Birds and badgers? Not bad, but we seem to be stuck with bulls and bears--at least it's better than the Democrats--they got stuck with a donkey!
One common myth is that the terms "bull market" and "bear market" are derived from the way those animals attack a foe, because bears attack by swiping their paws downward and bulls toss their horns upward. This may be a useful way to remember which is which, but it is not the true origin of the terms.
Long ago, "bear skin jobbers" were infamous for selling bear skins that they did not own; i.e., the bears had not yet been caught. This term eventually was used to describe short sellers, speculators who sell shares that they do not own, hoping to buy them after a price drop and then deliver the shares to the owner. Obviously, these "bears" were hoping the market would go down.

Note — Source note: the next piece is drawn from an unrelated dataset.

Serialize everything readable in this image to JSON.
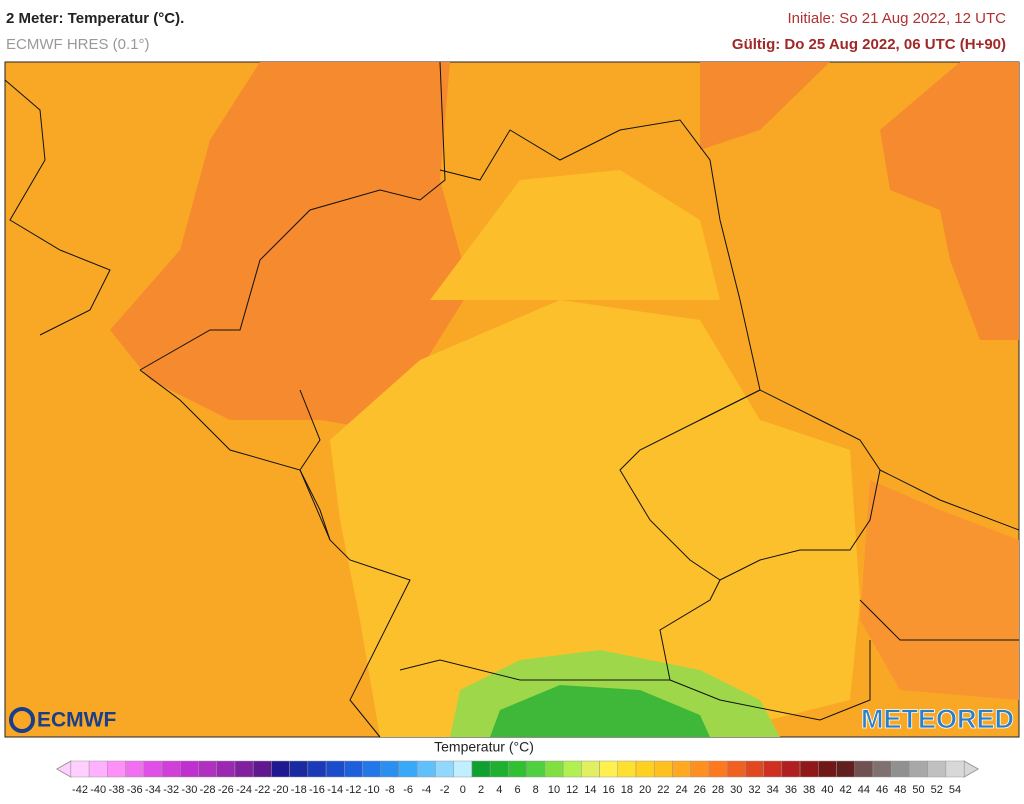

Because bull and bear baiting were once popular sports, "bulls" came to be seen as the opposite of "bears." The bulls were those people who bought in the expectation that a stock price would rise, not fall.
Cartoonist Thomas Nast popularized the Bull and Bear as symbols for the market's movement. But perhaps the final word on bulls and bears is the old Wall Street adage: Bulls make money, bears make money, pigs get slaughtered. Don't get greedy!